宮城県最後の仮設住宅、入居始まる=土地少なく初の3階建て

朝日新聞111106】宮城県女川町で6日、県内最後となる仮設住宅への入居が始まった。リアス式海岸が続き、平らな土地が少ないことから、同住宅としては日本初の3階建て。貨物用コンテナを組み合わせたもので、計144世帯、356人が避難所や親戚宅から生活の拠点を移す。

 同町女川浜の総合運動公園野球場には既に、コンテナ製2階建て仮設住宅が完成し、45世帯が入居済み。3階建てと合わせると全部で9棟に計189世帯、464人が暮らすことになる。

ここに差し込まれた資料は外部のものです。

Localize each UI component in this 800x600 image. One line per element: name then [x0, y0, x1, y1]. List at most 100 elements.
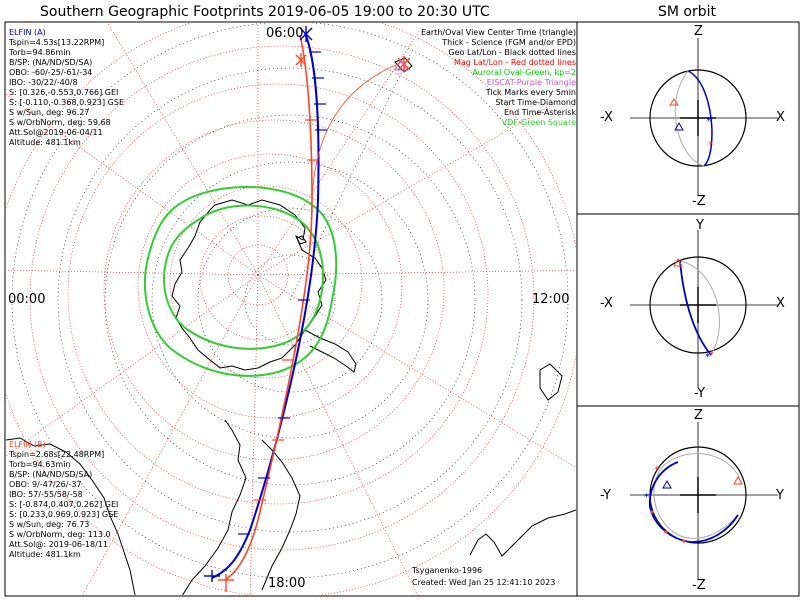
elfin-b-info: ELFIN (B) Tspin=2.68s[22.48RPM] Torb=94.…	[9, 440, 118, 560]
elfin-a-line: OBO: -60/-25/-61/-34	[9, 68, 93, 77]
elfin-b-line: IBO: 57/-55/58/-58	[9, 490, 83, 499]
elfin-b-line: S: [0.233,0.969,0.923] GSE	[9, 510, 119, 519]
elfin-b-asterisk: *	[708, 140, 713, 151]
elfin-b-name: ELFIN (B)	[9, 440, 46, 449]
antarctic-peninsula	[304, 329, 357, 373]
elfin-a-line: Tspin=4.53s[13.22RPM]	[9, 38, 105, 47]
elfin-a-line: Att.Sol@2019-06-04/11	[9, 128, 103, 137]
elfin-a-asterisk: *	[705, 352, 710, 363]
elfin-a-line: IBO: -30/22/-40/8	[9, 78, 78, 87]
xy-bottom-label: -Y	[694, 386, 706, 401]
sm-orbit-title: SM orbit	[658, 4, 717, 20]
elfin-a-line: S w/Sun, deg: 96.27	[9, 108, 90, 117]
yz-right-label: Y	[776, 488, 784, 503]
elfin-b-start-marker	[218, 574, 234, 592]
time-label-left: 00:00	[8, 292, 46, 307]
xz-top-label: Z	[694, 24, 703, 39]
elfin-b-track	[224, 34, 313, 581]
elfin-a-line: S: [-0.110,-0.368,0.923] GSE	[9, 98, 124, 107]
elfin-b-line: S w/OrbNorm, deg: 113.0	[9, 530, 111, 539]
eiscat-triangle	[394, 59, 408, 71]
elfin-b-asterisk: *	[709, 350, 714, 361]
elfin-a-line: S: [0.326,-0.553,0.766] GEI	[9, 88, 119, 97]
elfin-a-orbit	[687, 70, 713, 167]
elfin-b-line: Tspin=2.68s[22.48RPM]	[9, 450, 105, 459]
islands-top	[296, 57, 413, 245]
earth-circle	[649, 256, 747, 354]
legend-item: Tick Marks every 5min	[485, 88, 576, 97]
elfin-b-line: S: [-0.874,0.407,0.262] GEI	[9, 500, 119, 509]
time-label-top: 06:00	[266, 26, 304, 41]
legend-item: Mag Lat/Lon - Red dotted lines	[453, 58, 576, 67]
elfin-b-line: B/SP: (NA/ND/SD/SA)	[9, 470, 93, 479]
elfin-a-orbit	[679, 260, 712, 356]
sm-panel-yz: * *	[630, 422, 778, 579]
xy-right-label: X	[776, 296, 785, 311]
elfin-b-end-asterisk	[295, 53, 411, 72]
elfin-a-line: Altitude: 481.1km	[9, 138, 81, 147]
earth-circle	[649, 69, 747, 167]
time-label-bottom: 18:00	[268, 576, 306, 591]
side-frame-3	[576, 405, 800, 597]
legend-item: Auroral Oval-Green, kp=2	[472, 68, 576, 77]
auroral-oval-inner	[163, 204, 324, 350]
landmass-bottom-left	[6, 437, 136, 595]
sm-panel-xz: * *	[630, 38, 778, 195]
yz-left-label: -Y	[600, 488, 612, 503]
antarctica-coastline	[171, 199, 327, 371]
xy-left-label: -X	[600, 296, 613, 311]
elfin-a-dot	[682, 539, 686, 543]
legend-item: End Time-Asterisk	[503, 108, 576, 117]
south-america	[182, 419, 301, 595]
xz-bottom-label: -Z	[692, 194, 706, 209]
legend-item: VDF-Green Square	[501, 118, 576, 127]
elfin-b-ticks	[254, 119, 319, 501]
legend-item: Start Time-Diamond	[495, 98, 576, 107]
elfin-b-orbit	[679, 260, 720, 356]
created-label: Created: Wed Jan 25 12:41:10 2023	[412, 578, 556, 587]
elfin-b-marker	[669, 98, 679, 106]
elfin-a-line: Torb=94.86min	[9, 48, 71, 57]
geo-grid	[11, 23, 569, 579]
elfin-b-asterisk: *	[654, 465, 659, 476]
elfin-a-dot	[650, 510, 654, 514]
elfin-a-line: B/SP: (NA/ND/SD/SA)	[9, 58, 93, 67]
elfin-a-line: S w/OrbNorm, deg: 59.68	[9, 118, 111, 127]
elfin-a-asterisk: *	[644, 492, 649, 503]
elfin-a-end-asterisk	[299, 26, 313, 42]
legend: Earth/Oval View Center Time (triangle) T…	[356, 28, 576, 128]
elfin-a-info: ELFIN (A) Tspin=4.53s[13.22RPM] Torb=94.…	[9, 28, 124, 148]
yz-top-label: Z	[694, 408, 703, 423]
elfin-b-line: Torb=94.63min	[9, 460, 71, 469]
elfin-b-line: S w/Sun, deg: 76.73	[9, 520, 90, 529]
plot-title: Southern Geographic Footprints 2019-06-0…	[40, 4, 490, 20]
legend-item: Earth/Oval View Center Time (triangle)	[420, 28, 576, 37]
elfin-a-marker	[662, 479, 672, 489]
mag-grid	[6, 23, 576, 595]
elfin-b-marker	[673, 257, 683, 267]
elfin-b-track-thin	[311, 61, 404, 201]
elfin-a-asterisk: *	[706, 116, 711, 127]
elfin-a-ticks	[238, 51, 327, 535]
elfin-a-name: ELFIN (A)	[9, 28, 46, 37]
elfin-b-line: Att.Sol@: 2019-06-18/11	[9, 540, 108, 549]
xz-left-label: -X	[600, 110, 613, 125]
yz-bottom-label: -Z	[692, 578, 706, 593]
legend-item: Geo Lat/Lon - Black dotted lines	[448, 48, 576, 57]
xy-top-label: Y	[696, 218, 704, 233]
elfin-b-line: OBO: 9/-47/26/-37	[9, 480, 82, 489]
elfin-a-orbit	[648, 461, 739, 543]
elfin-b-orbit	[653, 453, 741, 539]
landmass-right	[469, 363, 576, 557]
time-label-right: 12:00	[532, 292, 570, 307]
sm-panel-xy: * *	[630, 230, 778, 387]
xz-right-label: X	[776, 110, 785, 125]
elfin-a-marker	[674, 121, 684, 131]
legend-item: Thick - Science (FGM and/or EPD)	[442, 38, 576, 47]
legend-item: EISCAT-Purple Triangle	[486, 78, 576, 87]
elfin-b-line: Altitude: 481.1km	[9, 550, 81, 559]
elfin-a-start-marker	[204, 570, 220, 582]
elfin-b-marker	[733, 475, 743, 485]
elfin-a-track	[211, 32, 320, 579]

 震災以降、避難所などを転々としてきたという阿部敏子さん(54)は、最後の抽選で3階の部屋に当選。「仮設の3階は耐震性などに不安があったが、入居してみると造りも頑丈で快適。見晴らしも良いし、やっと気を使わずにゆっくり眠れます」と笑顔を見せた。

 設計した建築家の坂茂さんは、ニューヨークや東京でコンテナを使った美術館を建設した経験があり、「土地を有効活用できる上、中国で組み立てたコンテナを輸入したので工期も短く、価格も安く済んだ」とコメント。防音上の観点から上下の階で居間の位置もずらしたという。